(1) According to paragraphs b) and c) of number 1 of article 20º and article 21º of the Portuguese Securities Code, a qualified shareholding of 52.15% of the share capital and voting rights of NOS, SGPS, S.A. as calculated in the terms of article 20º of the Portuguese Securities Code, is attributable to ZOPT, Sonaecom and the following companies:
a. This qualified holding is attributable to the companies Kento Holding Limited (“Kento”) and Unitel International Holdings, BV (“Unitel International”), as well as to Mrs.

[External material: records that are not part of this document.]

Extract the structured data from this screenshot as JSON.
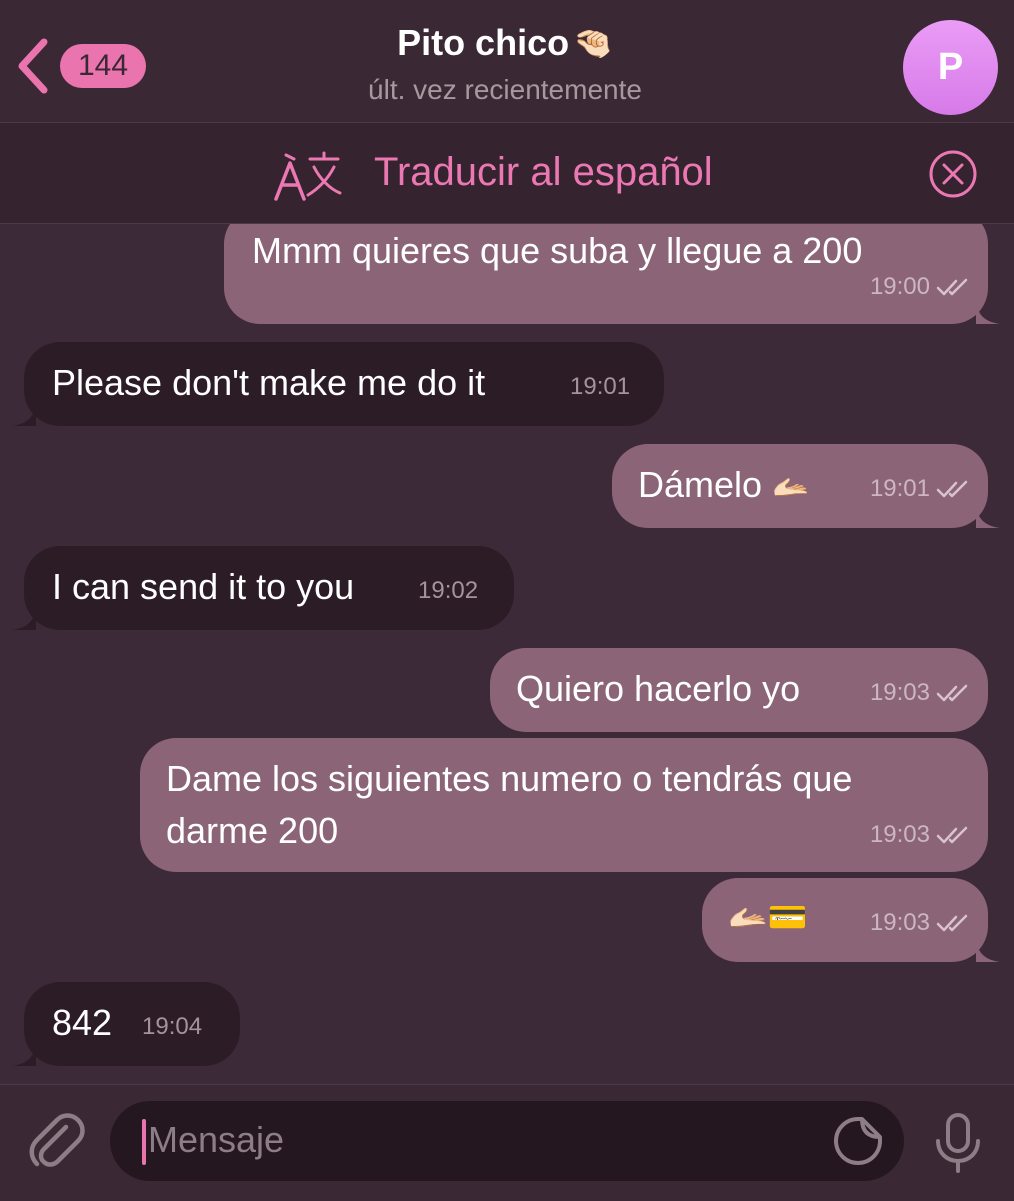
{
  "header": {
    "back_badge": "144",
    "title": "Pito chico",
    "title_emoji": "🤏🏻",
    "subtitle": "últ. vez recientemente",
    "avatar_letter": "P"
  },
  "translate_bar": {
    "label": "Traducir al español"
  },
  "messages": [
    {
      "side": "out",
      "text": "Mmm quieres que suba y llegue a 200",
      "time": "19:00",
      "read": true
    },
    {
      "side": "in",
      "text": "Please don't make me do it",
      "time": "19:01"
    },
    {
      "side": "out",
      "text": "Dámelo",
      "emoji": "🫴🏻",
      "time": "19:01",
      "read": true
    },
    {
      "side": "in",
      "text": "I can send it to you",
      "time": "19:02"
    },
    {
      "side": "out",
      "text": "Quiero hacerlo yo",
      "time": "19:03",
      "read": true
    },
    {
      "side": "out",
      "text_line1": "Dame los siguientes numero o tendrás que",
      "text_line2": "darme 200",
      "time": "19:03",
      "read": true
    },
    {
      "side": "out",
      "emoji": "🫴🏻💳",
      "time": "19:03",
      "read": true
    },
    {
      "side": "in",
      "text": "842",
      "time": "19:04"
    }
  ],
  "input": {
    "placeholder": "Mensaje"
  },
  "colors": {
    "accent": "#ea74ad",
    "outgoing_bubble": "#8b6577",
    "incoming_bubble": "#2b1c26",
    "background": "#3d2a38"
  }
}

Isabel dos Santos, under the terms of articles 20(1)(b) and (c) and 21 of the Portuguese Securities Code, being (i) Kento and Unitel International directly and indirectly controlled by Mrs. Isabel dos Santos and (ii) ZOPT controlled together by its shareholders Kento, Unitel International and Sonaecom SGPS S.A., as a result of the shareholders agreement entered into between these entities;
b. The aforementioned qualified holding is also attributable to Sonaecom SGPS S.A., and all entities in a control relationship with Sonaecom, namely SONTEL, BV and SONAE, SGPS, S.A., directly or indirectly controled by EFANOR INVESTIMENTOS, SGPS, S.A., also under the terms of articles 20(1)(b) and (c) and 21 of the Portuguese Securities Code, as a result of the control relationship and shareholders agreement mentioned in a.
As of November 29th, 2017, EFANOR INVESTIMENTOS, SGPS, S.A., no longer has a controlling shareholder under the terms and for the purposes of articles 20 and 21 of the Portuguese Securities Code.
(2) As per the announcement, disclosed on 19 August 2020, to the Portuguese Market Securities Commission (CMVM).